Understanding the role that prior linguistic experience plays in the acquisition of novel categories is critical to our development of theories of how individuals learn a first or second language.
This dissertation examines learning bias in novel phonetic category learning, as in artificial language learning experiments or second language acquisition. During category learning, learners discover categories largely based on the distribution of their input along phonetic cue dimensions. Learners have been shown to make approximately optimal use of distributional information when discovering categories with single cues, whether or not their native language uses a given cue. In contrast, when learning categories requiring multiple cues, learners frequently attend to only some of the available cues, resulting in poorer category learning. For example, Spanish speakers learning English often show difficulty with the vowel distinction in 'sheep' vs 'ship'. Many learners initially attend primarily to statistically unreliable vowel duration differences although stronger cues are available in the form of spectral differences.
Under the direction of Dr. Lisa Davidson, Sean Christopher Martin will carry out a series of experiments to test the degree to which native language experience gives rise to this type of learning bias in category learning. Native speakers of English will be trained to recognize new vowel categories which are distinguished by pairs of familiar and unfamiliar cues. The stimuli are then systematically manipulated to control which of the cues is more reliable. In this way, the respective contributions of preference for statistically robust cues and bias to attend to cues which the learner's prior experience suggests are reliable can be distinguished.
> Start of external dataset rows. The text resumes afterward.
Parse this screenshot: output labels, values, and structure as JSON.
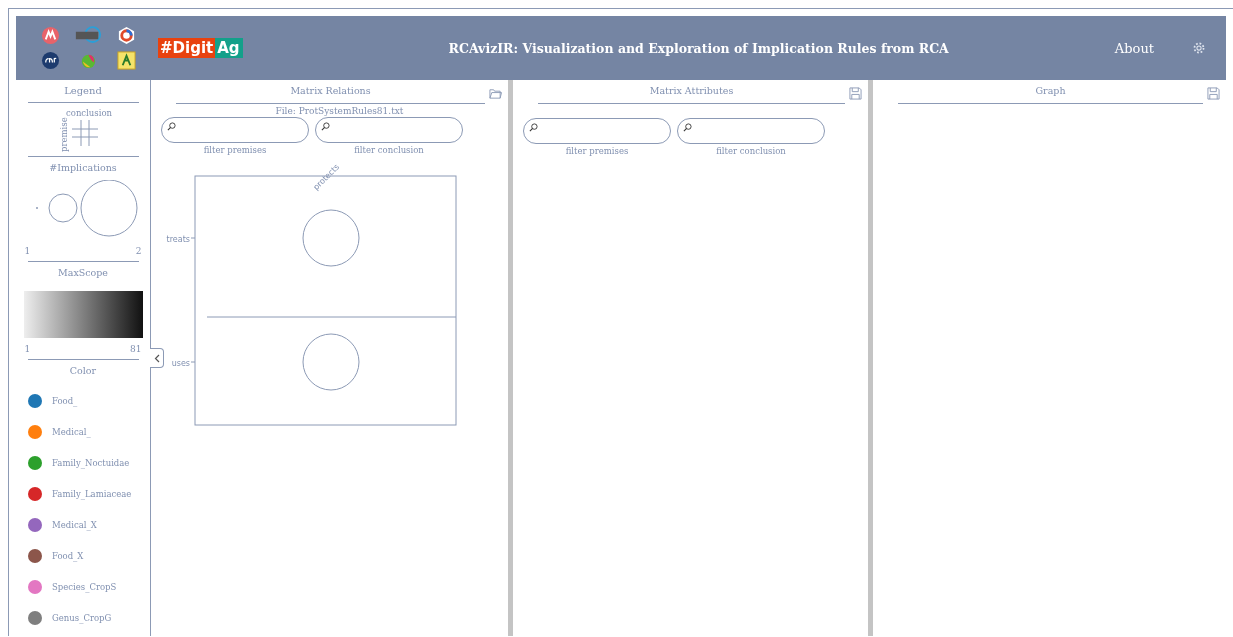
{
  "header": {
    "brand": {
      "part_1": "#Digit",
      "part_2": "Ag"
    },
    "title": "RCAvizIR: Visualization and Exploration of Implication Rules from RCA",
    "about": "About"
  },
  "legend": {
    "title": "Legend",
    "matrix_key": {
      "conclusion": "conclusion",
      "premise": "premise"
    },
    "implications": {
      "title": "#Implications",
      "min": "1",
      "max": "2"
    },
    "max_scope": {
      "title": "MaxScope",
      "min": "1",
      "max": "81"
    },
    "color": {
      "title": "Color",
      "items": [
        {
          "label": "Food_",
          "color": "#1f77b4"
        },
        {
          "label": "Medical_",
          "color": "#ff7f0e"
        },
        {
          "label": "Family_Noctuidae",
          "color": "#2ca02c"
        },
        {
          "label": "Family_Lamiaceae",
          "color": "#d62728"
        },
        {
          "label": "Medical_X",
          "color": "#9467bd"
        },
        {
          "label": "Food_X",
          "color": "#8c564b"
        },
        {
          "label": "Species_CropS",
          "color": "#e377c2"
        },
        {
          "label": "Genus_CropG",
          "color": "#7f7f7f"
        }
      ]
    }
  },
  "matrix_relations": {
    "title": "Matrix Relations",
    "file": "File: ProtSystemRules81.txt",
    "filters": [
      {
        "label": "filter premises"
      },
      {
        "label": "filter conclusion"
      }
    ],
    "columns": [
      "protects"
    ],
    "rows": [
      "treats",
      "uses"
    ]
  },
  "matrix_attributes": {
    "title": "Matrix Attributes",
    "filters": [
      {
        "label": "filter premises"
      },
      {
        "label": "filter conclusion"
      }
    ]
  },
  "graph": {
    "title": "Graph"
  }
}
A computational model of learner behavior accounts for expected results in terms of a hierarchical account of category learning. In order to learn from high-dimensional input like the speech signal, the model develops generalizaitons about cue reliability while learning category structure, giving rise to more efficient first-language learning but later generating learning bias because it initially predicts unfamiliar cues to be low-reliability.
The results of this research will aid understanding of second language learning, highlighting issues which might contribute to poor second language learning outcomes. In addition, the proposed computational model demonstrates an approach which allows for more flexible and adaptable category representations which might allow future speech recognition systems to more easily cope with the natural variability of the speech signal.